3/22/16 Western controversy takes over redistricting discussion
Western controversy takes over redistricting discussion
By Isaac Groves, The Times-News 3/22/16
Reprinted with permission.
Redistricting filled the school board’s meeting room Monday, the hall outside and professional library downstairs at the Alamance-Burlington School System’s central offices.
“Redistricting isn’t easy, but some of the comments on social media and in print, and perhaps some that we’ll hear tonight, are unconscionable and are bordering on libelous,” said Linda Ellington, the first of 30 speakers. “These are people’s children that are being talked about. These are public-school teachers and administrators and parents that are being talked about. Can we please proceed with some decency and dignity and respect?”
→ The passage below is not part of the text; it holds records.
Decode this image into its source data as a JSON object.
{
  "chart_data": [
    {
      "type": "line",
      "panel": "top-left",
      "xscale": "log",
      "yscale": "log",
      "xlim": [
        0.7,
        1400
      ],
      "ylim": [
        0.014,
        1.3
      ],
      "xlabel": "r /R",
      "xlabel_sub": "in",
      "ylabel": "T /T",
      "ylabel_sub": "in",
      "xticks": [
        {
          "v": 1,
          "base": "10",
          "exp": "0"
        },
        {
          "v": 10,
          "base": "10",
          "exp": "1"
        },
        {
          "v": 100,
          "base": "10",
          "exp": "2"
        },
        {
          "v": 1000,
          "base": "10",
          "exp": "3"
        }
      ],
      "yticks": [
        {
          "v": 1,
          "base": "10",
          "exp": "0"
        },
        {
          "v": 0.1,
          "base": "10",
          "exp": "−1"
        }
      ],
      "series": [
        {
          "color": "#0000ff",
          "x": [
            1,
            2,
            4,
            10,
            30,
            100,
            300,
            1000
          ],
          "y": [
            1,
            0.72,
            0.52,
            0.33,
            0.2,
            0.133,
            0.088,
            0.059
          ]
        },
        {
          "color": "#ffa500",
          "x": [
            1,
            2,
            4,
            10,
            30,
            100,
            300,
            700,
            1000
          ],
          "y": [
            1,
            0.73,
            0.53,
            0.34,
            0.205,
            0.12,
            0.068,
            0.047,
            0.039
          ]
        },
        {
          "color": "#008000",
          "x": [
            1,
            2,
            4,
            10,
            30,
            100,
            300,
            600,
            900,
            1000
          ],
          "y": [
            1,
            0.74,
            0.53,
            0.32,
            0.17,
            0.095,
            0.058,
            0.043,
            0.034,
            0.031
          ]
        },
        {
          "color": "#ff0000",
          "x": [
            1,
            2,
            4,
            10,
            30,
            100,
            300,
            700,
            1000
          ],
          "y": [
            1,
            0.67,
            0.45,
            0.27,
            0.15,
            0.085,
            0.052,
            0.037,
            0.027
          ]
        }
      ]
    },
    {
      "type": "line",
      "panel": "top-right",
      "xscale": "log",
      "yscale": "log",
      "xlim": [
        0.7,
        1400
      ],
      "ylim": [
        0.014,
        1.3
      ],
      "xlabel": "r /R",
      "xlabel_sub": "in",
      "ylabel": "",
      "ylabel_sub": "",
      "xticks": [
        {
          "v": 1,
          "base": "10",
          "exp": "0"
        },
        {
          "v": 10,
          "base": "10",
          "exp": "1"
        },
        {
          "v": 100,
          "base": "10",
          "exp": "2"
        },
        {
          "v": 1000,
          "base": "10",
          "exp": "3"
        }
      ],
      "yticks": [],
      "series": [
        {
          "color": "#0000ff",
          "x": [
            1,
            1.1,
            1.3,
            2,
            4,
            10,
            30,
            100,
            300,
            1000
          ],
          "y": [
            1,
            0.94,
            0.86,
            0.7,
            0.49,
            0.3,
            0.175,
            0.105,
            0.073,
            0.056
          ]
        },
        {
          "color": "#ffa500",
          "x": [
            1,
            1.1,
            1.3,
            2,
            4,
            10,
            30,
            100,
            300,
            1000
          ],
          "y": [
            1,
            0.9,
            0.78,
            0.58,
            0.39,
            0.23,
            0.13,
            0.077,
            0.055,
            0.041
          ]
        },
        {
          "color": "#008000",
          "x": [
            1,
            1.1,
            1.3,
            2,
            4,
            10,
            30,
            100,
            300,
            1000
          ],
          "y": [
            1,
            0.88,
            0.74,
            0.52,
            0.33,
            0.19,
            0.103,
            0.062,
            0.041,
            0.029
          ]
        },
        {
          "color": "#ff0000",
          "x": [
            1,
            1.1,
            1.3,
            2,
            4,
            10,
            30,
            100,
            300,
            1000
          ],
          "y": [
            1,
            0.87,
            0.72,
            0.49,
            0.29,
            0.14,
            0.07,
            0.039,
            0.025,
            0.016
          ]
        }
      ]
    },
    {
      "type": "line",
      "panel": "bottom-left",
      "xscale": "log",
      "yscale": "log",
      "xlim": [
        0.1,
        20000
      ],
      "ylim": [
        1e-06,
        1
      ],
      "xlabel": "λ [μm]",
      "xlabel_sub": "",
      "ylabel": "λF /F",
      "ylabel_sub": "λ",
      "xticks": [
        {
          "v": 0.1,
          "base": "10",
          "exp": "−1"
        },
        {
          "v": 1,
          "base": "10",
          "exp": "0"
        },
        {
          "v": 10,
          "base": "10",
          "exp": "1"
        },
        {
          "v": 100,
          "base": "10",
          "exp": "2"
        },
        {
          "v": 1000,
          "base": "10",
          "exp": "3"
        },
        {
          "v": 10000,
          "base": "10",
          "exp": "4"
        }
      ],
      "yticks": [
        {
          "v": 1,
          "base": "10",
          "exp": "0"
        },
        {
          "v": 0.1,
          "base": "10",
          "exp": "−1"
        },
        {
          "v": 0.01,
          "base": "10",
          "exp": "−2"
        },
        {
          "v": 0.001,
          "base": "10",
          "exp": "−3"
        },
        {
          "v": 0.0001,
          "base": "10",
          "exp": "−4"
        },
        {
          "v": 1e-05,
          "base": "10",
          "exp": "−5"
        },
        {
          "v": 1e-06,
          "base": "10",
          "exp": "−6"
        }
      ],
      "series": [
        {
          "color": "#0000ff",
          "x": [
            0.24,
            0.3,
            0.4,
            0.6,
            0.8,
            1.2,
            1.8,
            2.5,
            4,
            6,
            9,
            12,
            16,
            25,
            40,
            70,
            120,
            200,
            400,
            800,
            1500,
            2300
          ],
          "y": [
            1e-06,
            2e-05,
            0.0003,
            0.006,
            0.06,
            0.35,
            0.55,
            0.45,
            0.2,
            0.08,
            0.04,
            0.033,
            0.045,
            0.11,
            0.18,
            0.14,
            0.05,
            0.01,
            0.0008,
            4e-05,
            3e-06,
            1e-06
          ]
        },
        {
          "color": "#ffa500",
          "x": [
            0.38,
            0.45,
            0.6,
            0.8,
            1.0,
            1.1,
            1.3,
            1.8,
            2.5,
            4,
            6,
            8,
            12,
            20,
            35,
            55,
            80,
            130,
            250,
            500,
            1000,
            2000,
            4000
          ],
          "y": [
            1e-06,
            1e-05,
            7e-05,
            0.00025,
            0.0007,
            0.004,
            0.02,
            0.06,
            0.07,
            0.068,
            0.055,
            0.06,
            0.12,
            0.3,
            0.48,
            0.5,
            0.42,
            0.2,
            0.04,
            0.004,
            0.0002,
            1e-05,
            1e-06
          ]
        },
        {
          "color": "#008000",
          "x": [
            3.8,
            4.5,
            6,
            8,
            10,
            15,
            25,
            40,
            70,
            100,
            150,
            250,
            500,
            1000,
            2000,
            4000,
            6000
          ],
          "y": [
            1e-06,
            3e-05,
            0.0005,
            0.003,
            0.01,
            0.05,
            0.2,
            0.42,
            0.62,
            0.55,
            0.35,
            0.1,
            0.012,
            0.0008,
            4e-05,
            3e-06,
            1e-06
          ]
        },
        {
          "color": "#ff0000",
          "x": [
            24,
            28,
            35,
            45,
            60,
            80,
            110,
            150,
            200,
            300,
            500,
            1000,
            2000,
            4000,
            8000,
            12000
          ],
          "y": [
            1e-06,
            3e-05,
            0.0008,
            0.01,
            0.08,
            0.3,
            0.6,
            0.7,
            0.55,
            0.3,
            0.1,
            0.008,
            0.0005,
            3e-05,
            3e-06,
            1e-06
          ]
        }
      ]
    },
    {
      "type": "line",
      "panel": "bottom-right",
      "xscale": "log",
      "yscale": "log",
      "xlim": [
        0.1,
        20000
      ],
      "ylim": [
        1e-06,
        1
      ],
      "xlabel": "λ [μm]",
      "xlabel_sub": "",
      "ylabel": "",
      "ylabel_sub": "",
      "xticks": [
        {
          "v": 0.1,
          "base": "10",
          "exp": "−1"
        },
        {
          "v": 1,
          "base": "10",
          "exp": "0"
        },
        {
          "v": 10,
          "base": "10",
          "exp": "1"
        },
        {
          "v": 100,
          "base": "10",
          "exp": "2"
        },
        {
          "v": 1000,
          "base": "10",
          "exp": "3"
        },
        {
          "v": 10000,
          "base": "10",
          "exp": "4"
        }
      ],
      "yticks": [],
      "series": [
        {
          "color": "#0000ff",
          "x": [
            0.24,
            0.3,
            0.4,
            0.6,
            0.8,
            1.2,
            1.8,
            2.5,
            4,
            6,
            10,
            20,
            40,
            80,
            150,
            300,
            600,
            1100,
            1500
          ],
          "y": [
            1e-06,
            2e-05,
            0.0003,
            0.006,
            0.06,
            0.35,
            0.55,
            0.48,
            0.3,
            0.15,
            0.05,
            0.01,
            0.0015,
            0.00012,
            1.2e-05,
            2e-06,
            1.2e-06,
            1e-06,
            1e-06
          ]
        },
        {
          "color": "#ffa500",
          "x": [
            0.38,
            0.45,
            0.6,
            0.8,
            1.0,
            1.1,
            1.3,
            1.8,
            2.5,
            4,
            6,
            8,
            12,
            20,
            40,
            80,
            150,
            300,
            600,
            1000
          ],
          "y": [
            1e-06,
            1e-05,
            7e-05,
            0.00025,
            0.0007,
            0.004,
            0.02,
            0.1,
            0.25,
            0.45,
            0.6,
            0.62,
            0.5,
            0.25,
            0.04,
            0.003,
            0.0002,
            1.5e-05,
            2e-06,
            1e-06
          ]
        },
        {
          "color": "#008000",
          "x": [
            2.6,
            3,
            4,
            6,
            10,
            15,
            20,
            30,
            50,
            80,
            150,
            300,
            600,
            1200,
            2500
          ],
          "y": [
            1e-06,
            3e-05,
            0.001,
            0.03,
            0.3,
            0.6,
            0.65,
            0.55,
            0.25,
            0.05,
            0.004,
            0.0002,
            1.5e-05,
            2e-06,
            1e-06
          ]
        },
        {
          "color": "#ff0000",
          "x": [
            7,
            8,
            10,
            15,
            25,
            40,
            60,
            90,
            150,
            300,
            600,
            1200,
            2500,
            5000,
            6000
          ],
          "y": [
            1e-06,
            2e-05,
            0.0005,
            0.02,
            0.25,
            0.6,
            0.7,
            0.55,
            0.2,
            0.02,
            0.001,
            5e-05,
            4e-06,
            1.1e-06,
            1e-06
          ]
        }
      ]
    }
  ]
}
The comments the Alamance-Burlington Board of Education heard for the next hour were pretty civil, and while sometimes emotional, there were no tears.
The most recent version of the ABSS high school redistricting plan would divide the district into five wedge-shaped high-school zones – Western, Eastern and Southern Alamance high schools, as well as Williams High school and a proposed new high school not yet built. The change in the Western High School zone, moving hundreds of students to Williams and bringing hundreds more from Cummings and Graham high schools, became controversial in the past couple of weeks.
One frequent worry is the plan deliberately puts many affluent, high-achieving students in the Williams zone for some ulterior motive. While he opposed the proposal, Preston Platt said the new Williams zone school district would benefit him by putting him in that high-income district.
“It looks like someone is trying to create a privileged high school,” Platt said. “Why else would they change the lines to disrupt the most balanced, in terms of socioeconomic diversity, high school in the school district, which is currently Williams?”
Supporters of the plan said the school board had to think of all the students in the county, and this proposal, while needing some changes, was a step in the right direction.
“We have to acknowledge that Graham and Cummings are segregated schools …. So what you have done here is a first step to desegregating our schools once again,” said Marcia Isley. “Let’s think about the county as a whole. This plan needs to be tweaked, but that’s all it needs to be – tweaked.”
Everyone agreed on one point: the plan needs work. Even its creator, ABSS Superintendent Bill Harrison, said so.
“This is by no means a done deal, but you’ve got to start somewhere,” Harrison said after public comments were done. “This is iteration four or five. We’ll see iteration six next month.”
Harrison also dismissed the idea he was following some outside agenda.
“To think I would favor one school over another is beyond absurd,” Harrison said.